Seyla Tanya Varer’in kitap kritiği;
Masalları, bir yetişkinin kusursuzca anlayabilmesini, bir çocuğun ise aynı kusursuzlukta anlatabilmesini beklemek hayaldir bana göre. Bu sebepten; çocukluktan yakın geçmişte çıkmış biri olarak, değer verdiğim, gerçekten içselleştirdiğim bu masal hakkındaki yorumlarımı ve hissiyatımı paylaşmak konusunda ciddi bir sorumluluk duyuyorum.
“Yola çıktıkça,” demiş yanı başında duran yavrusu Benekli’ye, “içimiz zenginleşir, yeni yerler bulur, yeni birikimler ediniriz. Şeytanminarelerinin dansı Dalgacığın hakkı küçücüğüm, o kendi cennetini buldu, bu cenneti hak etti.”
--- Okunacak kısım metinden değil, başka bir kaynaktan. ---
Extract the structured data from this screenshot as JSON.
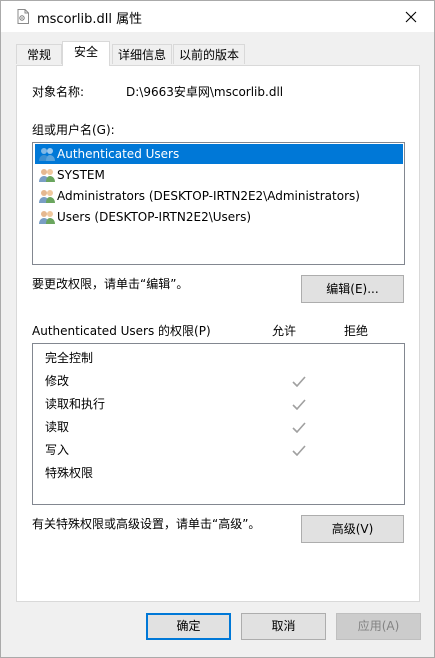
{
  "window": {
    "title": "mscorlib.dll 属性",
    "close_glyph": "✕"
  },
  "tabs": [
    {
      "label": "常规",
      "active": false
    },
    {
      "label": "安全",
      "active": true
    },
    {
      "label": "详细信息",
      "active": false
    },
    {
      "label": "以前的版本",
      "active": false
    }
  ],
  "security": {
    "object_name_label": "对象名称:",
    "object_name_value": "D:\\9663安卓网\\mscorlib.dll",
    "groups_label": "组或用户名(G):",
    "users": [
      {
        "name": "Authenticated Users",
        "selected": true
      },
      {
        "name": "SYSTEM",
        "selected": false
      },
      {
        "name": "Administrators (DESKTOP-IRTN2E2\\Administrators)",
        "selected": false
      },
      {
        "name": "Users (DESKTOP-IRTN2E2\\Users)",
        "selected": false
      }
    ],
    "edit_hint": "要更改权限，请单击“编辑”。",
    "edit_button": "编辑(E)...",
    "permissions_label": "Authenticated Users 的权限(P)",
    "allow_header": "允许",
    "deny_header": "拒绝",
    "permissions": [
      {
        "name": "完全控制",
        "allow": false,
        "deny": false
      },
      {
        "name": "修改",
        "allow": true,
        "deny": false
      },
      {
        "name": "读取和执行",
        "allow": true,
        "deny": false
      },
      {
        "name": "读取",
        "allow": true,
        "deny": false
      },
      {
        "name": "写入",
        "allow": true,
        "deny": false
      },
      {
        "name": "特殊权限",
        "allow": false,
        "deny": false
      }
    ],
    "advanced_hint": "有关特殊权限或高级设置，请单击“高级”。",
    "advanced_button": "高级(V)"
  },
  "footer": {
    "ok": "确定",
    "cancel": "取消",
    "apply": "应用(A)"
  },
  "colors": {
    "selection": "#0078d7",
    "check_gray": "#a0a0a0"
  }
}
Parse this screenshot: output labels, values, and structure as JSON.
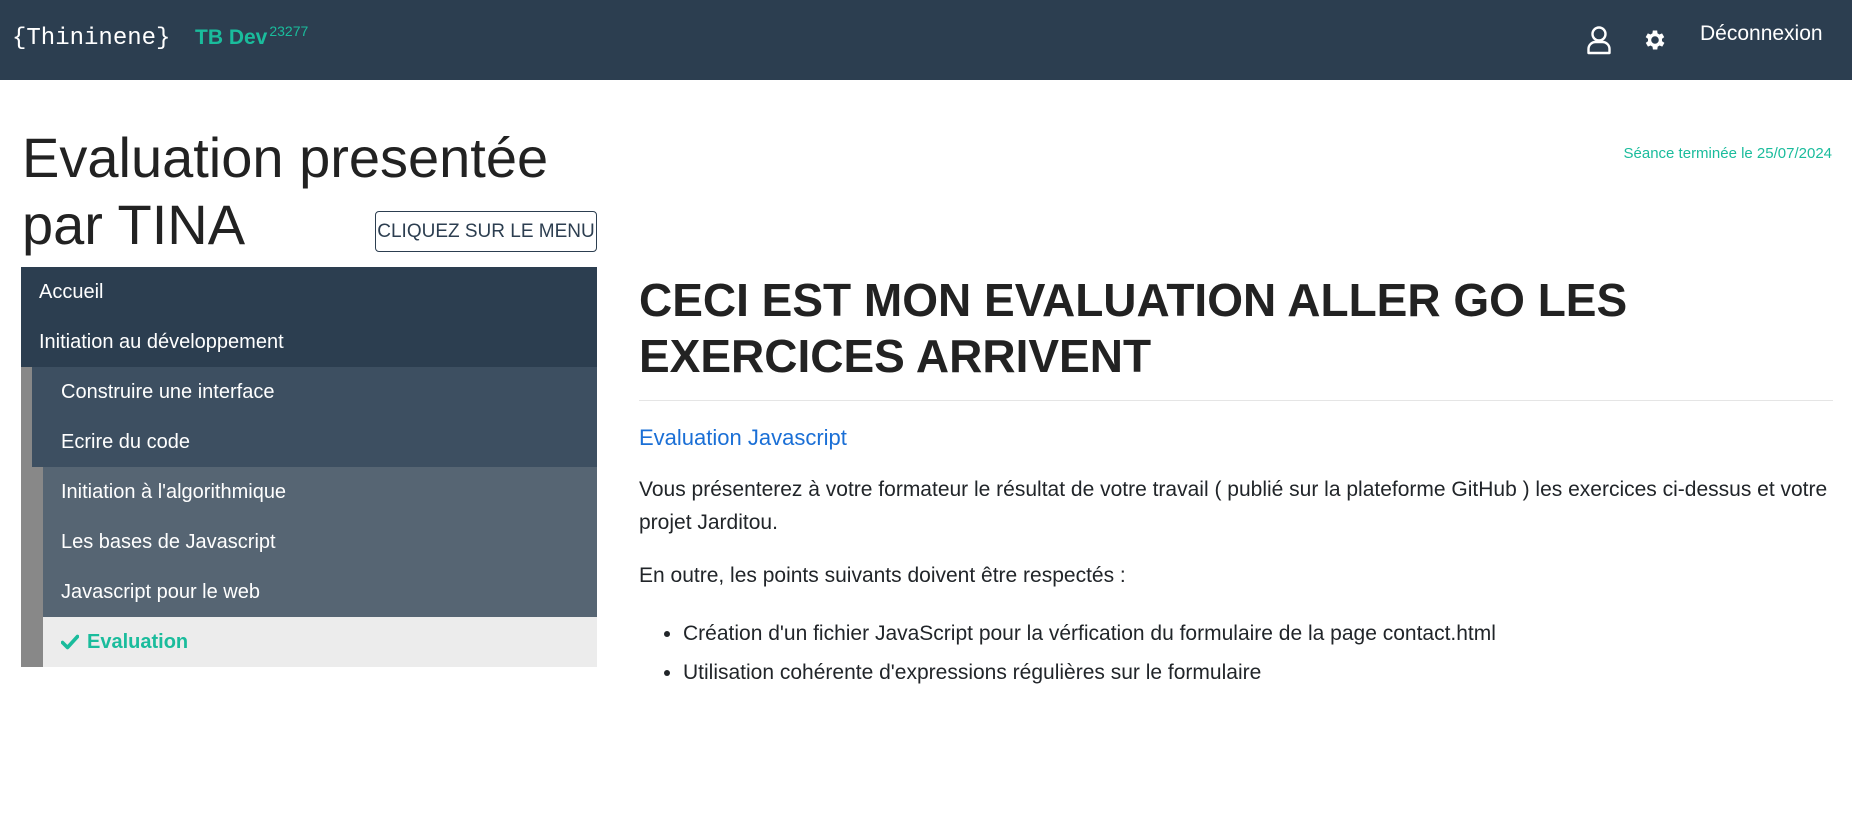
{
  "header": {
    "brand": "{Thininene}",
    "project": "TB Dev",
    "project_id": "23277",
    "logout_label": "Déconnexion",
    "accent_color": "#1abc9c",
    "bar_color": "#2c3e50"
  },
  "page": {
    "title": "Evaluation presentée par TINA",
    "menu_button": "CLIQUEZ SUR LE MENU",
    "session_status": "Séance terminée le 25/07/2024"
  },
  "nav": {
    "items": [
      {
        "label": "Accueil"
      },
      {
        "label": "Initiation au développement"
      },
      {
        "label": "Construire une interface"
      },
      {
        "label": "Ecrire du code"
      },
      {
        "label": "Initiation à l'algorithmique"
      },
      {
        "label": "Les bases de Javascript"
      },
      {
        "label": "Javascript pour le web"
      },
      {
        "label": "Evaluation",
        "icon": "check-icon",
        "active": true
      }
    ]
  },
  "content": {
    "heading": "CECI EST MON EVALUATION ALLER GO LES EXERCICES ARRIVENT",
    "link": "Evaluation Javascript",
    "paragraph1": "Vous présenterez à votre formateur le résultat de votre travail ( publié sur la plateforme GitHub ) les exercices ci-dessus et votre projet Jarditou.",
    "paragraph2": "En outre, les points suivants doivent être respectés :",
    "points": [
      "Création d'un fichier JavaScript pour la vérfication du formulaire de la page contact.html",
      "Utilisation cohérente d'expressions régulières sur le formulaire"
    ]
  }
}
Ne kadar uzun zamandır masal okumadığımı fark ettim Levent Turhan Gümüş’ün kitabını elime aldığımda. Çok okuyan, çok okutulan bir çocuktum aslında ama ya uzaklaştım masal kültüründen ya da hafızamın da bana hatırlattığı üzere üst paragrafta alıntıladığım cümlelerdeki kadar naif şeyler değildi bizim okuduklarımız.
Bir kere çok evrensel bir masal bu, en az çocuk zihni kadar özgür. Bir töreden bahsetmiyor, ya da ahlak dersi vermiyor. ‘İşte bu iyidir, bu kötüdür’ diye bağırmıyor. Doğru-yanlış gibi iki zıt olgu arasına kalın bir çizgi çekmiyor. Yoğun şekilde, özgürlüğü aramanın iyi bir şey olduğunu hissettiriyor okuyana. Özgür bir zihinden söz ediyor, özgürleşen bir bedenden de aynı zamanda.
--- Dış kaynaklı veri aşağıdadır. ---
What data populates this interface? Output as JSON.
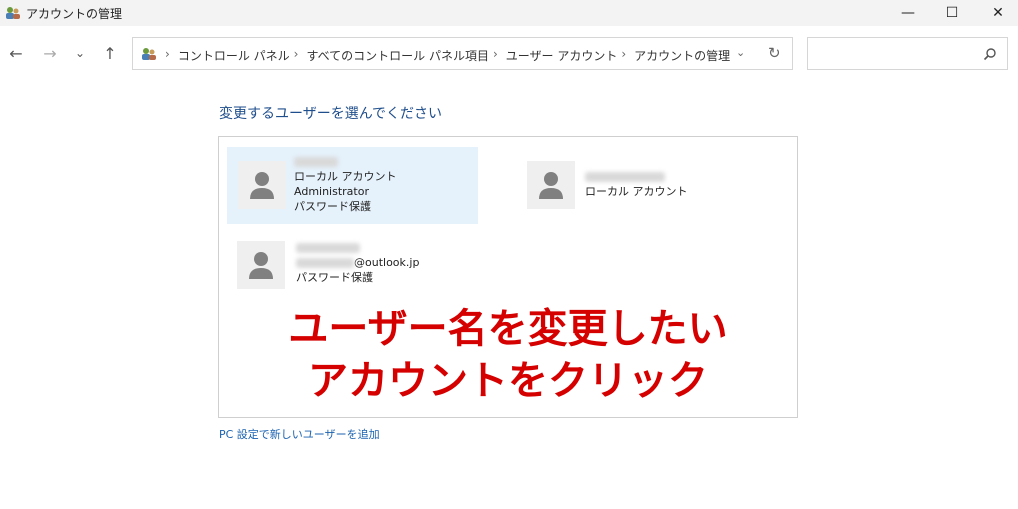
{
  "window": {
    "title": "アカウントの管理",
    "controls": {
      "minimize": "—",
      "maximize": "☐",
      "close": "✕"
    }
  },
  "nav": {
    "back": "←",
    "forward": "→",
    "recent": "⌄",
    "up": "↑"
  },
  "address": {
    "crumbs": [
      "コントロール パネル",
      "すべてのコントロール パネル項目",
      "ユーザー アカウント",
      "アカウントの管理"
    ],
    "separator": "›",
    "dropdown": "⌄",
    "refresh": "↻"
  },
  "search": {
    "placeholder": "",
    "icon": "search-icon"
  },
  "main": {
    "heading": "変更するユーザーを選んでください",
    "accounts": [
      {
        "lines": [
          "ローカル アカウント",
          "Administrator",
          "パスワード保護"
        ],
        "selected": true
      },
      {
        "lines": [
          "ローカル アカウント"
        ],
        "selected": false
      },
      {
        "email_suffix": "@outlook.jp",
        "lines": [
          "パスワード保護"
        ],
        "selected": false
      }
    ],
    "overlay": [
      "ユーザー名を変更したい",
      "アカウントをクリック"
    ],
    "add_link": "PC 設定で新しいユーザーを追加"
  },
  "colors": {
    "heading": "#1f4e8c",
    "overlay": "#d50000",
    "selected_tile": "#e5f1fb",
    "link": "#1a62b0"
  }
}
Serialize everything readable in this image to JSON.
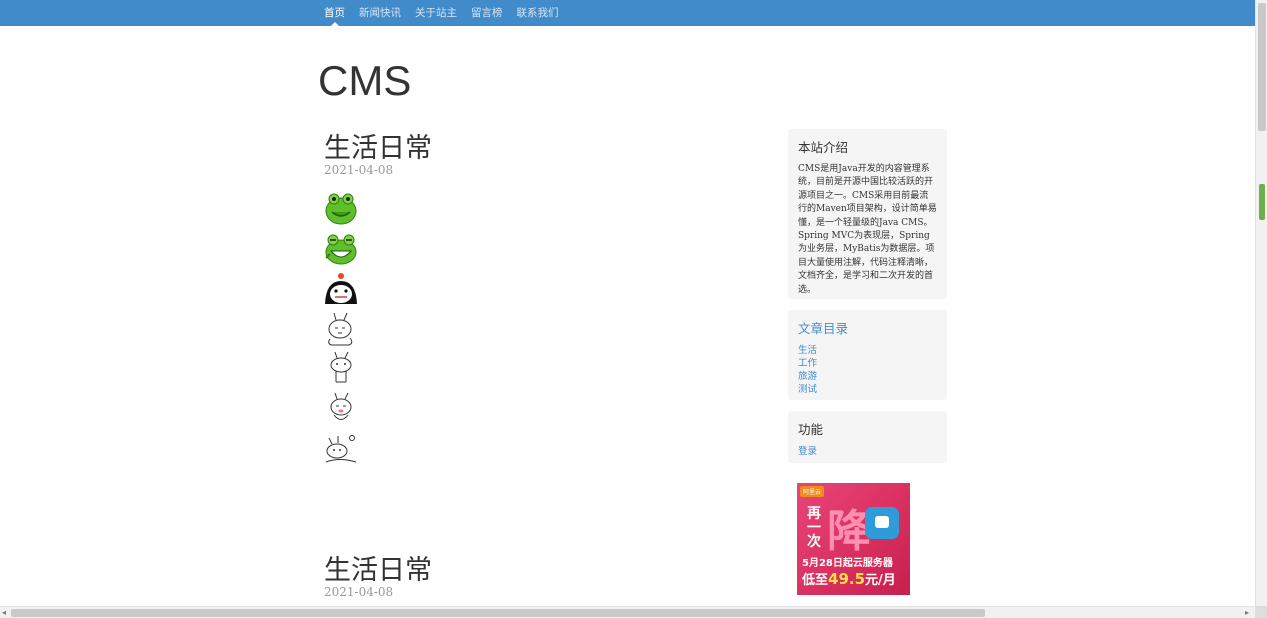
{
  "nav": {
    "items": [
      {
        "label": "首页",
        "active": true
      },
      {
        "label": "新闻快讯",
        "active": false
      },
      {
        "label": "关于站主",
        "active": false
      },
      {
        "label": "留言榜",
        "active": false
      },
      {
        "label": "联系我们",
        "active": false
      }
    ]
  },
  "site": {
    "title": "CMS"
  },
  "posts": [
    {
      "title": "生活日常",
      "date": "2021-04-08",
      "emojis": [
        "frog-smile-icon",
        "frog-grin-icon",
        "penguin-icon",
        "rabbit-sweat-icon",
        "rabbit-stand-icon",
        "rabbit-shy-icon",
        "rabbit-lying-icon"
      ]
    },
    {
      "title": "生活日常",
      "date": "2021-04-08"
    }
  ],
  "sidebar": {
    "intro": {
      "title": "本站介绍",
      "text": "CMS是用Java开发的内容管理系统，目前是开源中国比较活跃的开源项目之一。CMS采用目前最流行的Maven项目架构，设计简单易懂，是一个轻量级的Java CMS。Spring MVC为表现层，Spring为业务层，MyBatis为数据层。项目大量使用注解，代码注释清晰，文档齐全，是学习和二次开发的首选。"
    },
    "catalog": {
      "title": "文章目录",
      "items": [
        "生活",
        "工作",
        "旅游",
        "测试"
      ]
    },
    "features": {
      "title": "功能",
      "items": [
        "登录"
      ]
    }
  },
  "ad": {
    "brand": "阿里云",
    "zai": "再一次",
    "jiang": "降",
    "line1": "5月28日起云服务器",
    "line2_prefix": "低至",
    "line2_price": "49.5",
    "line2_suffix": "元/月"
  },
  "colors": {
    "nav_bg": "#428bca",
    "link": "#428bca",
    "sidebar_bg": "#f5f5f5"
  }
}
Kitapta bir çocuğun bilemeyeceği ve muhtemelen merak edeceği kavramlar ve isimler de var elbette. Çocukların, “Kimmiş bu Kaptan Nemo, neymiş bu Natülüs?” dediklerinde bakabilmeleri için arka sayfalarda bu kavramlara yönelik bir açıklama bölümü var. Merak etmenin öğrenmeye en yardımcı eylem olduğunu düşünerek, bu yöntemi çok doğru bulduğumu da söylemeden geçemeyeceğim.
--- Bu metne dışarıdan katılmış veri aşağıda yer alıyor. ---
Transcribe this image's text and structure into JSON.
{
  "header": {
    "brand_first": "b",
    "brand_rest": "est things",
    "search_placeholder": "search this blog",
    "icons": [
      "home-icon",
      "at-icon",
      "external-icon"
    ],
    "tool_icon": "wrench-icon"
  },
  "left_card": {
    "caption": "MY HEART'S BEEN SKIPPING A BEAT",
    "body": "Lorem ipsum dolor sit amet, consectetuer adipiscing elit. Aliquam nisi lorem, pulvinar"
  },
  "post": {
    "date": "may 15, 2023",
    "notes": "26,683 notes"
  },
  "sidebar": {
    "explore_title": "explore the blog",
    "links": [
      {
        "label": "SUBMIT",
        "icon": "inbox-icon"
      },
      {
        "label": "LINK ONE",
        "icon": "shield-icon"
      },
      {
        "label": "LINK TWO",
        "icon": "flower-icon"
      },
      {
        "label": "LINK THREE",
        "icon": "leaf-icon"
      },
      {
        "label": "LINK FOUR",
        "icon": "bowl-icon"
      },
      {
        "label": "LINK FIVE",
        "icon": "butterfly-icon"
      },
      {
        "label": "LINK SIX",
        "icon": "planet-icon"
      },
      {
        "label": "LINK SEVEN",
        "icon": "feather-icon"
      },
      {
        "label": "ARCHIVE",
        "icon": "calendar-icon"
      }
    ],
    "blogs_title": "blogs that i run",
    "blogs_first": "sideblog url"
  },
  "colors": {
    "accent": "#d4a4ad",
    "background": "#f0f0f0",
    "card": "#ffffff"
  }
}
Dalgacık, bir masalın peşine takılarak yola koyuldu; denizleri, adaları, dağları, uzun yolları aşarak kendi cennetini buldu. Ve biz anladık ki, bizim çok sonraları yakamoz dediğimiz şey, Dalgacığın gözlerindeki o ışıktı. Umarız ki, bu masalı okuyan nice Dalgacık da kendi cennetini bulur ve o yakamozlar hep parlar.